The annoying thing about the zombie appocalypse is how seriously it's taken. Everyone acts like it's going to happen like it's the Y2K all over again. Nerds actually have models for how the zombie appocalypse will play out depending on factors like the weather and the method in which a person becomes a zombie. It's pretty stupid. I can see the fun in pretending like it's the end of days and you just wanna live a little while longer in your stronghold, but actually making predictions about something that is never, ever, going to happen seems like a perfectly good way to get institutionalized. Let me put things in perspective for you. You know how people think that dice-based role playing games like Dungeons and Dragons are for losers? Well thoroughly planning how best to survive the zombie appocalypse is for the alpha-losers. The losers who other losers bully. And let me just leave this with you to think about. If you can't even function in human society without having your lunch money stollen how the fuck are you going to survive wave after wave of mindless killing machines who can smell you sweating into your Batman underpants?
The Undead VS Daylight
This one only really starts to unravel as you think about it. In many fictional universes the undead, be it zombie, vampire or werewolf (assuming they count, I don't see how they're any less dead than a vampire anyway), are often tranformed or killed in some way by sunlight. Now watch as I suck the fun out of this one.
Vampires usually only come out at night to avoid exposure to sunlight which would severly weaken and eventually kill them. Assuming that this is true, why is it then that moonlight doesn't do the same thing? Moonlight, after all, is just the exact same sunlight being bounced back to earth off the moon. Perhaps you could argue that reflected light doesn't have the same effect, which is fine I suppose except I'm pretty sure I've seen mirrors used to reflect light at vampires to weaken them.
Werewolves have the same sort of issue. Why does the full moon trigger their transformation? again, it's just reflected light. Perhaps you could argue that the other lunar phases do not have sufficient light to triiger the tranformation? But then why do they not transform in sunlight?

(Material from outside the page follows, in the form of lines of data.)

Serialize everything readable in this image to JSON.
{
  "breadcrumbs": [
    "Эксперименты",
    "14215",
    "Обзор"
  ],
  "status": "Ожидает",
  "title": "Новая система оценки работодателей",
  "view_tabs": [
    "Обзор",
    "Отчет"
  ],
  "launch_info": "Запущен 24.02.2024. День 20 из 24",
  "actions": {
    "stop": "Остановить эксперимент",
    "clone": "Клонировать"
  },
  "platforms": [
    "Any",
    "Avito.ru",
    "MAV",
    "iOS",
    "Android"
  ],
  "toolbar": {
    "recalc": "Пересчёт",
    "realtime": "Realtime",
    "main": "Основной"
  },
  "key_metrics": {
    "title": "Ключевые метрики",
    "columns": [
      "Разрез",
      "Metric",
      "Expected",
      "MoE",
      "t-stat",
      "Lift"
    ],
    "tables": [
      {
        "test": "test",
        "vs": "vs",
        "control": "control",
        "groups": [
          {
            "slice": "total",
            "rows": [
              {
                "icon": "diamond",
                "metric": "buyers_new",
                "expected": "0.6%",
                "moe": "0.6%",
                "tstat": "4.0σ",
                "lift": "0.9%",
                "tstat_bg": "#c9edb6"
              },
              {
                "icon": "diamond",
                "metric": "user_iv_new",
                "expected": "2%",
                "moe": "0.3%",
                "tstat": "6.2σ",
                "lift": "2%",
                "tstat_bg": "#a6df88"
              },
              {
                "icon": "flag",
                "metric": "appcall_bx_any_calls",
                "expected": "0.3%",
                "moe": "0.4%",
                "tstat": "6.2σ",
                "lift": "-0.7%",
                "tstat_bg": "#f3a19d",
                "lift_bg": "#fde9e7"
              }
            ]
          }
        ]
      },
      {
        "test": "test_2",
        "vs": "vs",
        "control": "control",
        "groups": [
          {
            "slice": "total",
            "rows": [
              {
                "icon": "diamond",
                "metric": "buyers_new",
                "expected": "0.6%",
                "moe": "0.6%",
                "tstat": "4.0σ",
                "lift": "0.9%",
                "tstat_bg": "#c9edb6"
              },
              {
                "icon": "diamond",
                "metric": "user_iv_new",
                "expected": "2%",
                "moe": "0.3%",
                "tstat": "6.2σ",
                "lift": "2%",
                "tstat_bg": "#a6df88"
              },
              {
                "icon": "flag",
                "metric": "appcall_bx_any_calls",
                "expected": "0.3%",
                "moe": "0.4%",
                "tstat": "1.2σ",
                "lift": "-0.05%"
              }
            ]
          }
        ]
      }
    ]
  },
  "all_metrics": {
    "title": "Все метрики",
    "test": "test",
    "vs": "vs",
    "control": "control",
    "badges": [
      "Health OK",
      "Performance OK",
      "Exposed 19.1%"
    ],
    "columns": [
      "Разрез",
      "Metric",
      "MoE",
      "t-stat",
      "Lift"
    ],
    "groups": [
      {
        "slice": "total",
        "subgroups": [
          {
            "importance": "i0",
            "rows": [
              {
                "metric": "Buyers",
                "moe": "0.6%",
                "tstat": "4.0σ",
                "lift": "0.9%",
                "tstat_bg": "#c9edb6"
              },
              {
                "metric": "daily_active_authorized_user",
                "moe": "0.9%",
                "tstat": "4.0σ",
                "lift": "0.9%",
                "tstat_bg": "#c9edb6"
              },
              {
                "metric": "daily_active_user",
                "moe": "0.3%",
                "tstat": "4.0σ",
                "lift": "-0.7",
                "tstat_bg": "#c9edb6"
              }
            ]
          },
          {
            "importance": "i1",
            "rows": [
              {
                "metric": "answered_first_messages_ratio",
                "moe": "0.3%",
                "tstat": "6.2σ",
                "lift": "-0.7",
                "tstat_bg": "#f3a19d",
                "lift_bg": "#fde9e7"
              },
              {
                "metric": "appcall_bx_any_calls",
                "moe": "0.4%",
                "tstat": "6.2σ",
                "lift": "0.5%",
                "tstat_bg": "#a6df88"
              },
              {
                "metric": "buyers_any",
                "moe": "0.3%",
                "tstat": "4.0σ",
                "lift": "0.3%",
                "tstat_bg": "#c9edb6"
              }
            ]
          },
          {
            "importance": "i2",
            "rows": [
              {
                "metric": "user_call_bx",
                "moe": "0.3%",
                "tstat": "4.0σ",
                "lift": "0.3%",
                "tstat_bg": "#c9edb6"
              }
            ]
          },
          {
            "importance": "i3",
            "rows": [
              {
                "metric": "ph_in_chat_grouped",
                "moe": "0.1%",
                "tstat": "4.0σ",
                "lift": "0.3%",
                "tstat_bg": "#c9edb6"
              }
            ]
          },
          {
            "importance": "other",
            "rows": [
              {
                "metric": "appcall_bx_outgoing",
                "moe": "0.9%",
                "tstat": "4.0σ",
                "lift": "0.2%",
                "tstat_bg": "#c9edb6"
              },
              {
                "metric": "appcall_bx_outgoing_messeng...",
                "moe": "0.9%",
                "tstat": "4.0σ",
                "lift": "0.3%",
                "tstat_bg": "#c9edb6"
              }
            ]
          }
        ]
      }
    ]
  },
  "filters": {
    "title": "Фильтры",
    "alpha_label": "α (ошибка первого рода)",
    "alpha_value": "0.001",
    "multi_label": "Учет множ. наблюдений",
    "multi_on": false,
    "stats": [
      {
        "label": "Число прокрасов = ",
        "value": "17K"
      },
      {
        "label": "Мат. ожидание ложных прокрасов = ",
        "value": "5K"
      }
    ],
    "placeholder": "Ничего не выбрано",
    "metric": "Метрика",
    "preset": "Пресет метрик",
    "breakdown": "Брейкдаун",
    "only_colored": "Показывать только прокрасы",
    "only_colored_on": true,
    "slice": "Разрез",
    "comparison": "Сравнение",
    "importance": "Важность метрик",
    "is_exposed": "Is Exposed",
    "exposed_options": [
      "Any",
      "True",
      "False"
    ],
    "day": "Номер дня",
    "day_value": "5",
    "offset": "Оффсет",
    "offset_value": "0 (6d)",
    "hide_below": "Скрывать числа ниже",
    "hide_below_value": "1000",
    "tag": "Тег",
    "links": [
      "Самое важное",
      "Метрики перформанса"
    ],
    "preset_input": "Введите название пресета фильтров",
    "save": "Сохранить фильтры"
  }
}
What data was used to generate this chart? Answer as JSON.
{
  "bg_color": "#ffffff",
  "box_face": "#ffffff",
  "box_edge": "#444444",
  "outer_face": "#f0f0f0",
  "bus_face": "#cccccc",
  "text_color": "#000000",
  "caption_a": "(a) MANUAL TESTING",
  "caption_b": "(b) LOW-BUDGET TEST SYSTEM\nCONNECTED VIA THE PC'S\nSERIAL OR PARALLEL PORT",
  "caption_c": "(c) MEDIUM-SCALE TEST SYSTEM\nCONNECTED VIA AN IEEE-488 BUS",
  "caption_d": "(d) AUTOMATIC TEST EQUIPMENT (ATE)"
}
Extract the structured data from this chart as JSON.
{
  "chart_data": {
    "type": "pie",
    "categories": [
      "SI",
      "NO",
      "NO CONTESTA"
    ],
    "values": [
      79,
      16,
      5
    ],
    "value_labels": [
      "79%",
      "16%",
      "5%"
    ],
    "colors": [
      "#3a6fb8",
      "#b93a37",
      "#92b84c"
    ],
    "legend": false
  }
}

The problem with almost every one of my complaints is that they're basically all based upon anchient folk laws and the like, back when people didn't understand things like the moon or death. But I don't see why we have to continue with these laws in our current fiction. People defend these stupid old mythologies and thing like they're fact. You know how in the Twilight Saga vampires sparkle in the light instead of dying and everyone teases it saying how they're "not real vampires." Well here's a news flash dickheads, there ARE no real vampires. Even if sparkling teenage hearthrob vampires is extremely lame at least it's new. At least it's not just retreading the same old nonsensical shit and acting like changing this arcaic mythology would somehow be an affront to mankind. You'd be forgiven for thinking I hate the undead, but that's not quite true. I just hate the way they're getting treated these days. People have stopped being creative with them and are just happy to throw them all in together or randomly shoehorn them into some irrelevent story or game. It's the laziness of it that annoys me. Put in zombies and your game will sell. Put in vampires and you're teen romance novel will sell off the back of Twilight. Fuck you all. How about this for an idea? Get creative and do something new. Make your vampires weak against musicals, make your werewolves temperature sensitive, make your zombie hordes unable to go outside in the rain. Just do something fucking new.